Analysis by BlackRock suggests that the impact of vaccinations tends to filter through to the Covid data within about a month.

“Ongoing vaccine rollouts – combined with localised lockdown measures – means the data could improve enough for UK restrictions to be lifted around April, when we see a 50 per cent drop in hospital admissions, as shown in the chart below. Restrictions could ease slightly later in Europe given some problems with vaccine production,” Bolton said.

“The US sits somewhere between the two and varies by state. While only about 35 per cent of vaccines distributed in the US had gone into arms at the beginning of January, that number increased to 50 per cent by month-end. We see this improving further as rollout continues. Israel is the global leader in vaccinations and the impact on hospitalisations and other key trends is encouraging.”

 

BlackRock added that it sees “potential for more upside than downside” with the vaccination programme, noting that approval of the Johnson & Johnson and/or Novavax vaccines would provide enough total supply to cover developed markets by the end of 2021.

It added that the Johnson & Johnson vaccine is especially encouraging. It is administered in a single shot, which would rapidly speed up immunisation efforts, while trial data released at the end of January showed it has 85 per cent effectiveness against severe disease. Distribution could potentially begin in early March.

But what can investors expect once the vaccine rollout is complete? BlackRock believes we could see a “stock picker’s market” once the vaccine rollout is completed and economies start to open up in earnest.
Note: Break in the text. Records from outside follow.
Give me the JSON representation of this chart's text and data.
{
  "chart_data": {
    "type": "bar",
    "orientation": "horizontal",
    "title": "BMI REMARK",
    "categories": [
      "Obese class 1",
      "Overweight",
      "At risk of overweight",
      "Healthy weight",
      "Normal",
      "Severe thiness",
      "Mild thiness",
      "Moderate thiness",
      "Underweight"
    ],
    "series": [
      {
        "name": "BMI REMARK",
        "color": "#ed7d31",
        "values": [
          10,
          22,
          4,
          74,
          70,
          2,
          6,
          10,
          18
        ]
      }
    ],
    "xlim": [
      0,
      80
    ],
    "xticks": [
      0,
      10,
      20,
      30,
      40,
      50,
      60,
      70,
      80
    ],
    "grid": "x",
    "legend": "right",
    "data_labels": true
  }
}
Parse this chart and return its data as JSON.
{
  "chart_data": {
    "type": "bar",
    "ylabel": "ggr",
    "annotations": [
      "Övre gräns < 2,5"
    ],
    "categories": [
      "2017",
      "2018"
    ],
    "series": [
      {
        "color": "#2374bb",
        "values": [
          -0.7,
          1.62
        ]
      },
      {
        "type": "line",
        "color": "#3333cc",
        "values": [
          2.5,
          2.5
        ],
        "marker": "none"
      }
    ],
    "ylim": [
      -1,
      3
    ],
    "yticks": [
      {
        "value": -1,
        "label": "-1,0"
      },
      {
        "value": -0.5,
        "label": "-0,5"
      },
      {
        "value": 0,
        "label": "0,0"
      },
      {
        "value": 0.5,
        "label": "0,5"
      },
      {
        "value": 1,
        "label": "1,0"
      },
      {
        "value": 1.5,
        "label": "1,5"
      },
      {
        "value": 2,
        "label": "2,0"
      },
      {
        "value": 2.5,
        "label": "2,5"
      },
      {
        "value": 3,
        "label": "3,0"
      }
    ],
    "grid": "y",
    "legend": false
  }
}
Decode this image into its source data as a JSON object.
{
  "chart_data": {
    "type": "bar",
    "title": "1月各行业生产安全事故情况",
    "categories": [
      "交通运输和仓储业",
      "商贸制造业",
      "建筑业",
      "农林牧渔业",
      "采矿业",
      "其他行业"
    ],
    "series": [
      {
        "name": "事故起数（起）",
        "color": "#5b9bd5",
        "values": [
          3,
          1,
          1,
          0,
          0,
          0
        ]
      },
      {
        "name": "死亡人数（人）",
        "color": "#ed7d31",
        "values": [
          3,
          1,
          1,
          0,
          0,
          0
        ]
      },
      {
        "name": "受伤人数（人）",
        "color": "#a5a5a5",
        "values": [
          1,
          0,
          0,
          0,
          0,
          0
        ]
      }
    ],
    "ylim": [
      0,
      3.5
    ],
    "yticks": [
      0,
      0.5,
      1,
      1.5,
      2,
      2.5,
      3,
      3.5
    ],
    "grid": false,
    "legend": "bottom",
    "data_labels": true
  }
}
“We expect an economic boom after Covid restrictions are lifted. Ample cash on the sidelines ready to be released, coupled with fiscal stimulus efforts in Europe and the US, should also bolster consumer spending,” Bolton said.

“We could experience a type of global, synchronized growth not seen since 2005. This means sectors and regions that have underperformed since the 2008 global financial crisis could take off – and some sectors that have enjoyed a stellar run may begin to lag.

“This, we believe, sets the stage for a stock picker’s market, one where differentiating between winners and losers will matter more to portfolio outcomes.”

Given this, BlackRock thinks there will be three kinds of stock that investors should keep their eyes on.

The first is ‘supply/demand winners’. “A strong economy would benefit companies that can rapidly speed up production to meet newly unleashed demand and raise prices as supply remains limited,” Bolton explained.

The asset management house sees opportunities in this theme emerging in the industrials, materials, chemicals and semi-conductor sectors, as supply is low and demand is high (in large part because of surging demand for electric vehicles) in this part of the market.

BlackRock’s second vaccine recovery theme is ‘travel & leisure beneficiaries’. Last year saw companies in these areas come under intense pressures as demand dried up because of widespread lockdowns and social distancing measures.

But Bolton said: “We believe consumer demand is set to soar in 2021 and into 2022 as restrictions are lifted and unemployment rates fall.

“People are eager to vacation and dine out in the company of friends. Restaurants should come out of the pandemic with improving margins and revenue. We also like the luxury companies poised to benefit from travel.”

The final theme identified by the fund management group is ‘the winners that can keep on winning’. Examples here include companies working in digitisation, e-commerce businesses and some of the Asian gaming companies – firms that have already enjoyed strong growth in recent years.

“This isn’t a normal recession, and that means many of the past decade’s winners can keep winning – and even benefit further from trends accelerated by the pandemic,” Bolton explained.

“[But] not all will keep pace, as demand was simply pulled forward for some products and services. Selectivity is key.”